When workplace violence occurs, employees may say their violent co-worker "just snapped." But, the truth is, people usually don't snap.
They display warning signs long before they actually act out. The key is to talk to employees early in this "previolence" stage to offer assistance and/ or let them know their behaviors are unacceptable. Too many supervisors let things like threats and argumentative behavior slide until it's too late.
"A lot of people think violence hasn't occurred unless someone is bleeding, and that's not true," says Dr. Dennis Davis, author of Threats Pending, Fuses Burning: Managing.
Some in HR ordon't confront such people because they fear that conflict will trigger violence or that they'll become a target of the violence.

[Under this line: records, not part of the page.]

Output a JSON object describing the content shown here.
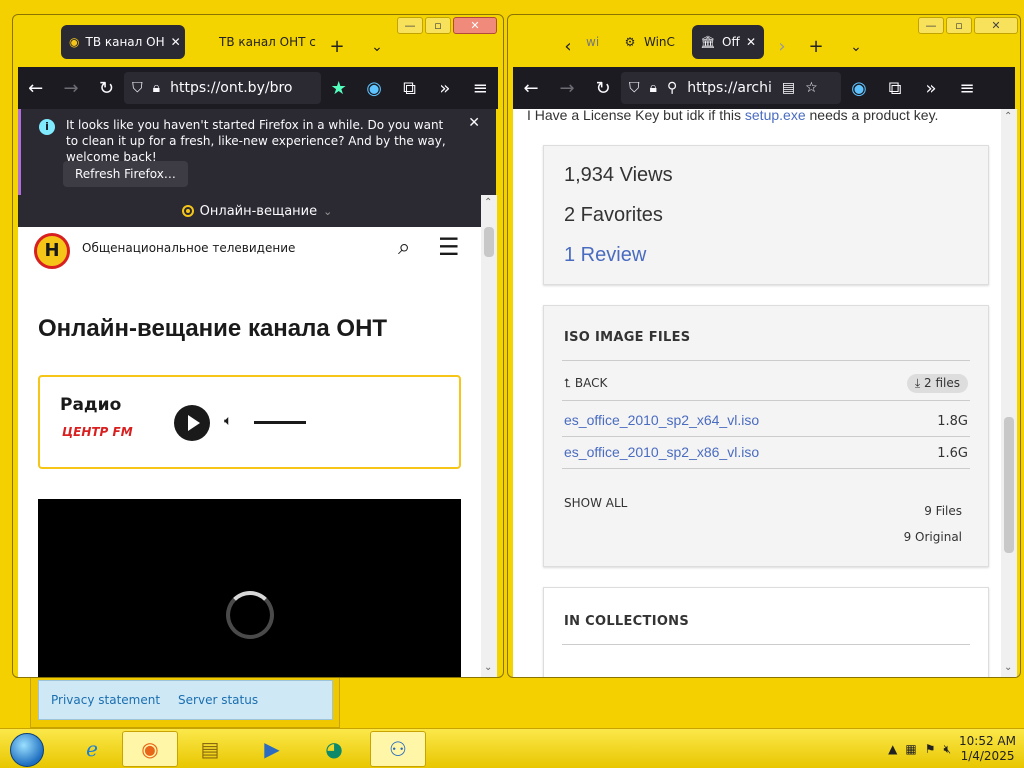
{
  "left_window": {
    "tabs": [
      {
        "label": "ТВ канал ОН",
        "icon": "ont-logo-icon",
        "active": true
      },
      {
        "label": "ТВ канал ОНТ с",
        "icon": "",
        "active": false
      }
    ],
    "url": "https://ont.by/bro",
    "notification": {
      "message": "It looks like you haven't started Firefox in a while. Do you want to clean it up for a fresh, like-new experience? And by the way, welcome back!",
      "button": "Refresh Firefox…"
    },
    "broadcast_menu": "Онлайн-вещание",
    "page": {
      "site_name": "Общенациональное телевидение",
      "heading": "Онлайн-вещание канала ОНТ",
      "radio_label": "Радио",
      "radio_brand": "ЦЕНТР FM"
    }
  },
  "right_window": {
    "tabs": [
      {
        "label": "wi",
        "icon": "",
        "active": false
      },
      {
        "label": "WinC",
        "icon": "gear-icon",
        "active": false
      },
      {
        "label": "Off",
        "icon": "archive-icon",
        "active": true
      }
    ],
    "url": "https://archi",
    "intro_text_before": "I Have a License Key but idk if this ",
    "intro_link": "setup.exe",
    "intro_text_after": " needs a product key.",
    "stats": {
      "views": "1,934 Views",
      "favorites": "2 Favorites",
      "reviews": "1 Review"
    },
    "iso_section": {
      "title": "ISO IMAGE FILES",
      "back": "BACK",
      "files_badge": "2 files",
      "files": [
        {
          "name": "es_office_2010_sp2_x64_vl.iso",
          "size": "1.8G"
        },
        {
          "name": "es_office_2010_sp2_x86_vl.iso",
          "size": "1.6G"
        }
      ],
      "show_all": "SHOW ALL",
      "total_files": "9 Files",
      "original": "9 Original"
    },
    "collections_title": "IN COLLECTIONS"
  },
  "background_window": {
    "links": [
      "Privacy statement",
      "Server status"
    ]
  },
  "taskbar": {
    "time": "10:52 AM",
    "date": "1/4/2025"
  }
}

Again, not true.
"Ignoring the individual will only encourage more violence because that person isn't getting the reaction they want from you," says Davis. He suggests employers be on the lookout for workers who display any of these eight warning signs of violent behavior:
1. Fascination with weapons. That's different than ownership of weapons. (Think Robert De Niro in Taxi Driver.)
2. Substance abuse. Research shows a big correlation between substance abuse and violence.

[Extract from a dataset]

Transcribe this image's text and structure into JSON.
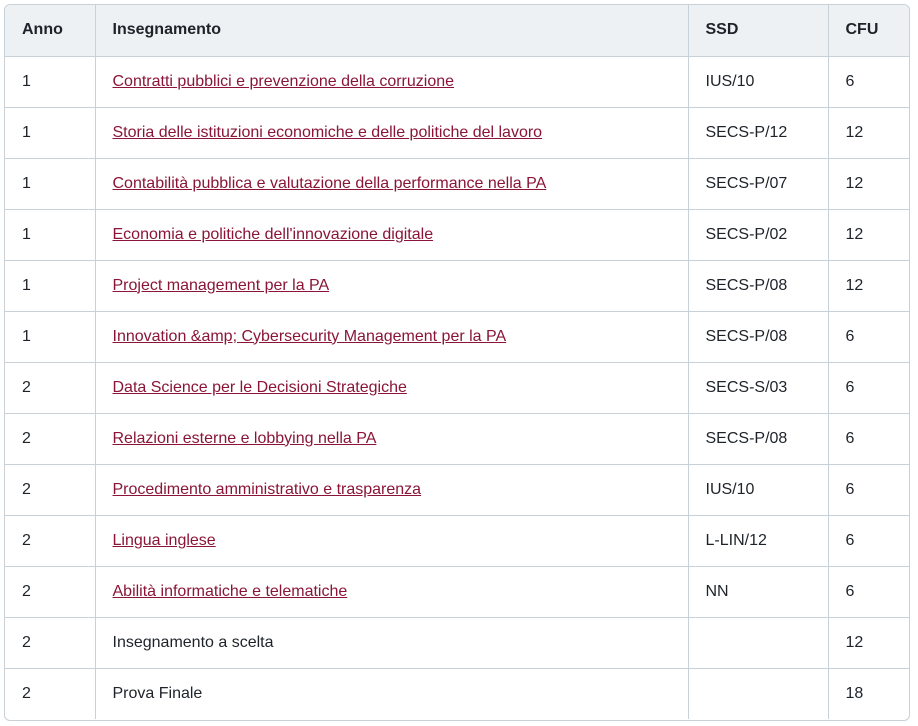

3. Severe stress. Stress is a function of modern society but people with a propensity toward violence allow that stress to become an excuse for violence.
4. Violent history. "Once people cross that moral, ethical or professional barrier into violence," Davis says, "it's a lot easier for them to do it the next time."
5. Decreased or inconsistent productivity. Employees with a tendency toward violence have a harder time keeping a consistent level of productivity.
6. Social isolation and poor peer relationships. Loners are more likely to act violently because they don't have a social network to work out problems.
7. Poor personal hygiene. These people have moved into the dangerous "I don't care" phase.
8. Drastic changes in personality. It's a myth that you need to watch out for ultra-shy or ultra-outgoing employees. Davis says, "You need to pay attention to the person who flip-flops between the two."